Avanzada ya la tarde,
después de que diéramos buena cuenta de las hogazas de pan tierno salidas de
las tahonas de Talavera, y de una doble ración de vino, los sargentos se
empeñaron en la tarea de pasar lista por compañías pero su tarea se vio
interrumpida por el estrépito debido a fuego de artillería que retumbaba desde
el sur.
Estaban batiendo las
líneas españolas desde el otro lado del Portiña pero, en cualquier caso, caía
lejos de nuestras posiciones y además pronto oscurecería de forma que los
franceses suspenderían el fuego para no desperdiciar proyectiles y pólvora en
una acción inútil.
Los hombres, agotados y
necesitados muchos de cuidados, intentaron descansar aunque la tensión de la
jornada se apreciaba en los rostros aún ennegrecidos por el humo de la pólvora
quemada. Tampoco contribuyó al sosiego el hecho de que nadie hubiera visto ni
supiera nada, desde la mañana, del padre Fennessy.
Y empezaba a ponerse el
sol cuando, de repente, un terrible fragor procedente de la vanguardia de la
brigada Löw hizo que cada hombre útil tomara su arma al tiempo que los
sargentos gritaban los números de las compañías.
Se me antojó como si
estuviera viviendo la misma situación de aquella mañana. Los franceses habían
cruzado el Portiña, muy bajo en el cálido verano español, sorprendido a los
alemanes de Löw y avanzaban cerro arriba por nuestros flancos, buscando tomar
la cresta que estaba desguarnecida pues las brigadas de Tilson y de Stewart
vivaqueaban más atrás.
Esta vez formamos la
línea, que debía parecer muy pequeña dadas la bajas, y nos aprestamos a
sostener el terreno. El mayor Gough, con el sable en la mano, recorría el
batallón peligrosamente expuesto exhortándonos a cumplir con nuestro deber y a
cobrarnos el golpe recibido. La oscuridad se iba enseñoreando del campo y
solamente las hogueras que se extendían por todo el cerro parecían aportar un
tono irreal, casi fantasmagórico. Una seca orden me hizo olvidarme de
ensoñaciones:
-¡Compañía ligera, en
escaramuza!
Como un solo hombre, la
ligera se desplegó al frente del batallón. Creo que cada oficial mandaba sobre
diez o quince hombres, no más. Me encontraba en el flanco izquierdo de la
compañía y reparé en que aún sostenía el mosquete que tomara esta mañana. Lo
cargué y monté y aguardé lo que pudiera venir.
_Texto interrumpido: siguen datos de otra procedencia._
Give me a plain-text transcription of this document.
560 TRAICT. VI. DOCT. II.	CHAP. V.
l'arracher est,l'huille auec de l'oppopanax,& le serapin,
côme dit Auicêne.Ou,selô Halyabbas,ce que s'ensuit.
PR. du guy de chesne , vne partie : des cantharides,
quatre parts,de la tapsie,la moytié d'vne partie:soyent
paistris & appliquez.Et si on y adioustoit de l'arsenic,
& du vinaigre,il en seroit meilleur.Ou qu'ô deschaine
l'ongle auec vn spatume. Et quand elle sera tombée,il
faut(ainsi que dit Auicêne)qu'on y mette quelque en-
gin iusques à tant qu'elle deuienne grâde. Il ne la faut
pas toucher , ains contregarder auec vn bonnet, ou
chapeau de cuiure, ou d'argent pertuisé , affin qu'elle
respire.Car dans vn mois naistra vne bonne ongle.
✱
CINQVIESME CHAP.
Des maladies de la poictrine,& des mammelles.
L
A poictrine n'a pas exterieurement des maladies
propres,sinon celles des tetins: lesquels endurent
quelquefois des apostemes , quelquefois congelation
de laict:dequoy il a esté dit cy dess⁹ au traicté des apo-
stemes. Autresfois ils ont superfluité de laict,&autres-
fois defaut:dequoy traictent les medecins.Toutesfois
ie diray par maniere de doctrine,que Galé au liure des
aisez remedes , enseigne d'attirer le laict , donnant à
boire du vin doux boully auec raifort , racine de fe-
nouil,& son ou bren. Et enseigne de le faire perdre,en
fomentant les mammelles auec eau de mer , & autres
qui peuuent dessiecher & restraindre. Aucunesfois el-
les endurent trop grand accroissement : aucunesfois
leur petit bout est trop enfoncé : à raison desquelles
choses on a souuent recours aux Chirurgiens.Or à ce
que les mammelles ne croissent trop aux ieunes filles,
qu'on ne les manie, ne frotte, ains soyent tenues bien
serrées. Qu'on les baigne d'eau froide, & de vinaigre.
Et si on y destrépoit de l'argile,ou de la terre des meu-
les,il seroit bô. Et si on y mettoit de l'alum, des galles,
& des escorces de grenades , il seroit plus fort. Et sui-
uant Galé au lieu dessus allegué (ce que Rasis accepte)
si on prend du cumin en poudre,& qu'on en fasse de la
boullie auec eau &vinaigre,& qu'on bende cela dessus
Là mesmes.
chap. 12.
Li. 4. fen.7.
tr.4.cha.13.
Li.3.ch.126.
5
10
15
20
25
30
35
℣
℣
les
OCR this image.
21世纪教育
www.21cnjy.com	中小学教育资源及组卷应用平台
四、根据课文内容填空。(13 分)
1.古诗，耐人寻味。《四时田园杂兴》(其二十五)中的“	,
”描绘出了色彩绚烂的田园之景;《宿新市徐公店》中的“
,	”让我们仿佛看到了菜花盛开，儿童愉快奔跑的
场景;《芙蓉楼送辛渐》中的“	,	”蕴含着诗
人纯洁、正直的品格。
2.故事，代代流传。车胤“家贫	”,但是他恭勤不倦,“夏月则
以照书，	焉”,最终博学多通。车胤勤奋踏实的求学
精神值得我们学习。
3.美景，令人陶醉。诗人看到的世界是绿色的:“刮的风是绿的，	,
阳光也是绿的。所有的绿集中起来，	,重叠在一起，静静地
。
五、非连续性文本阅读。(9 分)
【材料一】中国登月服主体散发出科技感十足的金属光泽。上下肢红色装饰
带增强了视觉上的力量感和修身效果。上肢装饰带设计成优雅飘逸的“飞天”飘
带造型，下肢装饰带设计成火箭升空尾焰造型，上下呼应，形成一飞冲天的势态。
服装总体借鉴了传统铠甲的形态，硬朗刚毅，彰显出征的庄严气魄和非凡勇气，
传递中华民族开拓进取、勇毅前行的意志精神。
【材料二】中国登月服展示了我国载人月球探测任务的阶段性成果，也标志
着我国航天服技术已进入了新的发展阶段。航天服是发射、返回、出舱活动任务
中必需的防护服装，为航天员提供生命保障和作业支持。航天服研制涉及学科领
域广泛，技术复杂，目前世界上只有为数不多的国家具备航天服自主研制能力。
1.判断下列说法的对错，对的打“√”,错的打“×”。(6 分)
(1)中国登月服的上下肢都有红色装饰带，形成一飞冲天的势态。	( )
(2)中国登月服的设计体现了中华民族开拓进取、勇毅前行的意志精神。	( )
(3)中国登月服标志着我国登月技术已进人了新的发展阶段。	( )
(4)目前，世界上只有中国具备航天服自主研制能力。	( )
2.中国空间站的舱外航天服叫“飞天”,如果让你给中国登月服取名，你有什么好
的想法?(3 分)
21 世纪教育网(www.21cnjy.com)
No esperé mucho, una serie
de descargas aisladas, que provocó algunas bajas, delató que teníamos enfrente
a nuestros equivalentes franceses: una compañía de voltigeurs.
Fue una refriega
prolongada e intensa. La oscuridad se incrementaba y cada vez era más difícil
hacer blanco. No bien hube terminado de cargar por no se qué vez cuando el
atronador vozarrón del capitán Edwards nos apremió:
-¡Retirada a la línea!
Retrocedimos disparando
mientras advertimos que los voltigeurs
habían dado paso a la infantería de línea. Aún cayeron tres o cuatro de los más
avanzados antes de que ocupáramos nuestro lugar. Al instante, una potente
descarga causó estragos en el avance, luego una segunda, y una tercera…El humo
y la oscuridad hacían casi imposible ver nada pero los franceses se habían
replegado.
Extenuados, muchos
maldiciendo por habernos sorprendido dos veces el mismo día, algunos llorando
de dolor, de rabia o por los camaradas muertos, pudimos oír cómo se luchaba más
arriba, en la cresta. Ya casi no se veía nada, y fue un milagro que el teniente
del I/29 que vino a anunciarnos que conservábamos el control del cerro y que
los franceses se retiraban no recibiera una descarga mortal.